We had a 2 year old male staffy and got a 2 year old bull terrier (breeder had kept her to show, then sold her as an adult). They were born only a couple of weeks apart and we had had staff since 8 weeks old.
We started very carefully with a baby gate and one dog in the kitchen, one in the living room. And introduced them by walking them together. Anything could have happened. Our staff was good with other dogs, but we had no guarantee that a 2 year old dog who had spent most of her life cooped up in a kennel in a garage would be OK.
Within days it was obvious they could live together just fine. They spent the whole time stood at the baby gate, admiring eachother. So the baby gate came down and they lived together very happily - never a spat - til 4 years later he got ill and died.
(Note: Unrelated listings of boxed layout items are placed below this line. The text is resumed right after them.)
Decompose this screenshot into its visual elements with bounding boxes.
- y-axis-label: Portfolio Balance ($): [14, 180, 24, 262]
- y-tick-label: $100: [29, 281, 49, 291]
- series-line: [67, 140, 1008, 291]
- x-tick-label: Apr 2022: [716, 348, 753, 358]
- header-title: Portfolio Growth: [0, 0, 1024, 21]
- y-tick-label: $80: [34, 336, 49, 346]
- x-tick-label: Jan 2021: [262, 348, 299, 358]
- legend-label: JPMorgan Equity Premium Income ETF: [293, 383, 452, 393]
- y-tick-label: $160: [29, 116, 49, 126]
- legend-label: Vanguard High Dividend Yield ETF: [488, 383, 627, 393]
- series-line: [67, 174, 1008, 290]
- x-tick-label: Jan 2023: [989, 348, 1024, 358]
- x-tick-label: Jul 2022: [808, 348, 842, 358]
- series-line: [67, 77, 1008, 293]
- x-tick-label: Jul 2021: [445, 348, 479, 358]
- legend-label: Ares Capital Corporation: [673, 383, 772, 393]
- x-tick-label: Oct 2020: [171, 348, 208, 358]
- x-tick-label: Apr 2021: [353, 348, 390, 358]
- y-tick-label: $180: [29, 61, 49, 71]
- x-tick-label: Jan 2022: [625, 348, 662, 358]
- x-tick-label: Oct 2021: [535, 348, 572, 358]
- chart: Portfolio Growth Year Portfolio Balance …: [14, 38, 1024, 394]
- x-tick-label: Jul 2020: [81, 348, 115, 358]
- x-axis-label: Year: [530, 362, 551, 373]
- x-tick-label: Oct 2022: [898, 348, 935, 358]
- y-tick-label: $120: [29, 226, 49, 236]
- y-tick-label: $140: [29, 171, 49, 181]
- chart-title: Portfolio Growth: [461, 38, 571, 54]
Have, to say that was the hardest part of having 2 dogs - when he died so suddenly, she was left absolutely heartbroken and bereft. She shook all day barely ate - it went on for weeks and weeks. Slowly she returned to something close to normal but she was never the same. We decided not to get another dog - just give her all our attention.
She went blind when she was 4, and that was a bit hard having two as well, as we had to walk them separately (they played too boisterously and it could have damaged her eyes further).
We were just saying today we don't know how we'd have managed had he lived to 14, like she did. As she had dementia the past couple of years and also went deaf the last year. If we'd had two maybe with different health problems, that would have been tough.
Not being negative though - as they loved eachother so much, and got so much happiness from being a pair. If it works that well though, it is tough on one dog when the other dies.
We had a cat, too. She was fine with the 2nd dog but always loved the 1st dog a lot more! Didn't hide her favouritism.